Raquel Cardoso, MD Serviço de Dermatologia Hospitais da Universidade de Coimbra Praceta Professor Mota Pinto 3000-075 Coimbra Portugal E-mail:


Background  A 31-year-old woman presented with a 5-year history of painful ulcerations, palpable purpura, porcelain-white atrophic scars of the malleolar region and dorsal aspect of the feet, livedo reticularis on the limbs, arthralgia, xerophthalmia, and xerostomia.

Methods  Skin biopsy revealed vessel wall hyalinization and thrombosis of the microvasculature with a very scarce dermal inflammatory infiltrate.
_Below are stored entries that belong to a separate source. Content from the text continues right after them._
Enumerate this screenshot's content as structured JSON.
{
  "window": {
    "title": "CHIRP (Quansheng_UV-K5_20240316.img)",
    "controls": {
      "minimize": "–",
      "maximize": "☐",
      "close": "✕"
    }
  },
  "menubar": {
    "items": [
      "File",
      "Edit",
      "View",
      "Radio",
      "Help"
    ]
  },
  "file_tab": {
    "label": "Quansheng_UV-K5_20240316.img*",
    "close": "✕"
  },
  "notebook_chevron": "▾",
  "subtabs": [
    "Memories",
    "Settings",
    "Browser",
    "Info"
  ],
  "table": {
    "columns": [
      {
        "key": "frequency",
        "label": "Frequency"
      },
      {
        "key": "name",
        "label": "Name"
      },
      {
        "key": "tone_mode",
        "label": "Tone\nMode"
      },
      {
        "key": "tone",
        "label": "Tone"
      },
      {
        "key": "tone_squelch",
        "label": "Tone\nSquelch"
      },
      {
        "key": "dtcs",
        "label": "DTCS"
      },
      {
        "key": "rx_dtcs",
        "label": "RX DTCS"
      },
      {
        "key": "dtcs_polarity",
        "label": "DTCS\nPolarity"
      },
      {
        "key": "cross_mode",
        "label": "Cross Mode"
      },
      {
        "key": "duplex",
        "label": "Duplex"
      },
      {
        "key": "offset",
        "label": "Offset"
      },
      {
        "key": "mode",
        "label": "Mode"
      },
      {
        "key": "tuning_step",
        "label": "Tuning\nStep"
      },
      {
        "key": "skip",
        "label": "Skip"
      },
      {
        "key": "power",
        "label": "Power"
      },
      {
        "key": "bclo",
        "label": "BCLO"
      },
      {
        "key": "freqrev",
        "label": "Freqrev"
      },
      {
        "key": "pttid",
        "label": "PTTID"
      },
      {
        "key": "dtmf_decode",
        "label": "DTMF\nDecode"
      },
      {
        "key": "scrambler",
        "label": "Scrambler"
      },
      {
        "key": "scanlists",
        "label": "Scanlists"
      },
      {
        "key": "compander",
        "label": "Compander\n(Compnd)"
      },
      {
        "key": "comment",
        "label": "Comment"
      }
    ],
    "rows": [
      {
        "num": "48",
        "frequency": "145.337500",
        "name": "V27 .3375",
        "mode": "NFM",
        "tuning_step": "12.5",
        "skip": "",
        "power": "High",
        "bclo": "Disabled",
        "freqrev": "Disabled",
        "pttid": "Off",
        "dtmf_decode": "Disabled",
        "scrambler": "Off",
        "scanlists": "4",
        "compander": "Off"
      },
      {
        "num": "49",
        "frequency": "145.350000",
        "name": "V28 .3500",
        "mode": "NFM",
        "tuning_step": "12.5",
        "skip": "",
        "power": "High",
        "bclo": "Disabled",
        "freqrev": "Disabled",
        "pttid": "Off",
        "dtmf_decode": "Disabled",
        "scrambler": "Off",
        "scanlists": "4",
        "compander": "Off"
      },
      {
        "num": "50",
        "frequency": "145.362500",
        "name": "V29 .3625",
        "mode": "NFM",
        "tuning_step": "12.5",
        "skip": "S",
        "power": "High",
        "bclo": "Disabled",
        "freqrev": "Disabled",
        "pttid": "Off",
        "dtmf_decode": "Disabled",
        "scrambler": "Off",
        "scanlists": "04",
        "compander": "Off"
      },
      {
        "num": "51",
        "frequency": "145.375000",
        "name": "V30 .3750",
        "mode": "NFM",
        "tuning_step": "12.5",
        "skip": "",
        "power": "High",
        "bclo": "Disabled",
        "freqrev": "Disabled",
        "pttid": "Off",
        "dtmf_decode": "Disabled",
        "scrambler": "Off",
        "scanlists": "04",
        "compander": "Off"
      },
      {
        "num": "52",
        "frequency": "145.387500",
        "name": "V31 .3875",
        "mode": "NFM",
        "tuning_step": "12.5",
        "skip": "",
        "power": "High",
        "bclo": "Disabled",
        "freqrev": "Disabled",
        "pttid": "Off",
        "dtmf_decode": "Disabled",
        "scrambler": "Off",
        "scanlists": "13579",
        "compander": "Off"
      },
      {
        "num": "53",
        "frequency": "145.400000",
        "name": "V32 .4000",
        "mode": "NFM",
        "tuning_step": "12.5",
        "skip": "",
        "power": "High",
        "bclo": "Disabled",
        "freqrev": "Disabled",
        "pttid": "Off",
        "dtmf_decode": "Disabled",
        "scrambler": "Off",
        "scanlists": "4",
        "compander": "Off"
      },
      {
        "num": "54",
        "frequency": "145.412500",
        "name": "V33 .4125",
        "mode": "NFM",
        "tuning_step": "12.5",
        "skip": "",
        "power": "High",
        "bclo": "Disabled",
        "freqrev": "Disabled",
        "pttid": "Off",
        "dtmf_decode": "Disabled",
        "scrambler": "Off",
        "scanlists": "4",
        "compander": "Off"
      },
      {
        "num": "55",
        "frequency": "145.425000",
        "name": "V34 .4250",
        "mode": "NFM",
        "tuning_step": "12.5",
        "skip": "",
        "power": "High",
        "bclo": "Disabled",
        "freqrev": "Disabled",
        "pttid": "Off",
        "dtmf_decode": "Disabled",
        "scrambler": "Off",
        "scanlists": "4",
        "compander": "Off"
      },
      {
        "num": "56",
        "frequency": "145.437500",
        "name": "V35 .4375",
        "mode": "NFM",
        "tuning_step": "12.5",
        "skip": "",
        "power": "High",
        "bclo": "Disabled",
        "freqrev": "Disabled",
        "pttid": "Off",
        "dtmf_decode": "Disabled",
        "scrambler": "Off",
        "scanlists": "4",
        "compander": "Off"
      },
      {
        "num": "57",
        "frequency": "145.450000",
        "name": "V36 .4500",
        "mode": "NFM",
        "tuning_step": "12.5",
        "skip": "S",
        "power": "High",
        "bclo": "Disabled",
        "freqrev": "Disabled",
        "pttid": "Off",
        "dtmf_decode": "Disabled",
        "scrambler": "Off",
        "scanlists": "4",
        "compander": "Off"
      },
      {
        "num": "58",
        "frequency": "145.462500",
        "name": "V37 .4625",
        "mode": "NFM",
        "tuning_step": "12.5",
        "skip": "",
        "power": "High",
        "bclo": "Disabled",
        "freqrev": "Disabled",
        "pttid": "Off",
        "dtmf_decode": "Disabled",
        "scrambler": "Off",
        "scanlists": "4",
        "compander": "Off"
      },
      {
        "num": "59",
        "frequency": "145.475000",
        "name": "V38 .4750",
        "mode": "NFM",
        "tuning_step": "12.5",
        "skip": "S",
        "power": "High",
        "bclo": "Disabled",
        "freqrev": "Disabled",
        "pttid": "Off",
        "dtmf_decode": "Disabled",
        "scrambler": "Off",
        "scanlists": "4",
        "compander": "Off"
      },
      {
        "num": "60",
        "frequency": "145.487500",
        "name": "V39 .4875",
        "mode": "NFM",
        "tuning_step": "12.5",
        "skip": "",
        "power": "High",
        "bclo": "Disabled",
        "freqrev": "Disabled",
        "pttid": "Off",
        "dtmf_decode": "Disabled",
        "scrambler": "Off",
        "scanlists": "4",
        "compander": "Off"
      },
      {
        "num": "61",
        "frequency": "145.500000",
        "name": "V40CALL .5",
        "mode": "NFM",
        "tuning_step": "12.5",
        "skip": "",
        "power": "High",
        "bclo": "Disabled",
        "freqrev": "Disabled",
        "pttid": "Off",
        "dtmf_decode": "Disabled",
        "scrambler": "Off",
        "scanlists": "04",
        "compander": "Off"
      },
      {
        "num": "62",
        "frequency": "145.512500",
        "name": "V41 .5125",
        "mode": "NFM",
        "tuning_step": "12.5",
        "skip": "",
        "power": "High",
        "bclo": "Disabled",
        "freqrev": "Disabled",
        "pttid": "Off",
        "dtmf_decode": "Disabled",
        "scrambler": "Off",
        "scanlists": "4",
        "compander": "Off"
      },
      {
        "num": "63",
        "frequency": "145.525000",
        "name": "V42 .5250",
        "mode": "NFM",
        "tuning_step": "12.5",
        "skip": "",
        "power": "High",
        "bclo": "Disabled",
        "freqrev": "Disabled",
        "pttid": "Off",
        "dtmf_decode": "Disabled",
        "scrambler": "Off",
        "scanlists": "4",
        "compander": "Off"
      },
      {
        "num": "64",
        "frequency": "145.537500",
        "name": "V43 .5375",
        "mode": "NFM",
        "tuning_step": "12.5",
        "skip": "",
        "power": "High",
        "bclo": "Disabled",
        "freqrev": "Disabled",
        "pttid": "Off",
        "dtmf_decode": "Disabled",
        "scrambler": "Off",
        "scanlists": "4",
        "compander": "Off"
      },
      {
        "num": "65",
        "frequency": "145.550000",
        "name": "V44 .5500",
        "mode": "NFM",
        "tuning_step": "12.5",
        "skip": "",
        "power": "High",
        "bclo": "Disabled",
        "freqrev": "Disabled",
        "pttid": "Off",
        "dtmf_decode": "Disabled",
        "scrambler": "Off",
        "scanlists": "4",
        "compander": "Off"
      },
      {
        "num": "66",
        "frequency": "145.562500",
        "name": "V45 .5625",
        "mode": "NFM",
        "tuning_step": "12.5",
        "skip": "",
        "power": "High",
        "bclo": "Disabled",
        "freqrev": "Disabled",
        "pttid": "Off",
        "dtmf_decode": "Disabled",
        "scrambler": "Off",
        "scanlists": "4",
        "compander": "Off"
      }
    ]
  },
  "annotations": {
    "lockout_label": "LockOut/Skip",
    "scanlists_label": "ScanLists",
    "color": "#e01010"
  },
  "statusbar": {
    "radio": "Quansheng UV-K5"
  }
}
Biopsy of the oral mucosa showed mononuclear infiltration of an intralobular duct of a salivary gland.

Results  Laboratory studies, including autoantibodies and inflammation markers, were normal, except for a positive rheumatoid factor. Coagulation screening revealed C677T methylenetetrahydrofolate reductase (MTHFR) mutation, with a normal serum homocysteine. The patient was treated with oral methylprednisolone (32 mg/day with progressive reduction) and enoxaparin (20 mg/day subcutaneously), with complete ulcer healing within 4 months.

Conclusion  Livedoid vasculitis or vasculopathy has not been referred to previously in association with Sjögren's syndrome, but may be associated with other autoimmune disorders and anomalies of coagulation, namely factor V Leiden mutation, protein C deficiency, and MTHFR mutation, associated or not with hyperhomocysteinemia, a condition that seems to confer an increased risk of recurrent arterial and venous thrombosis. We stress the importance of anticoagulant therapy for ulcer healing and for the prevention of other thrombotic events.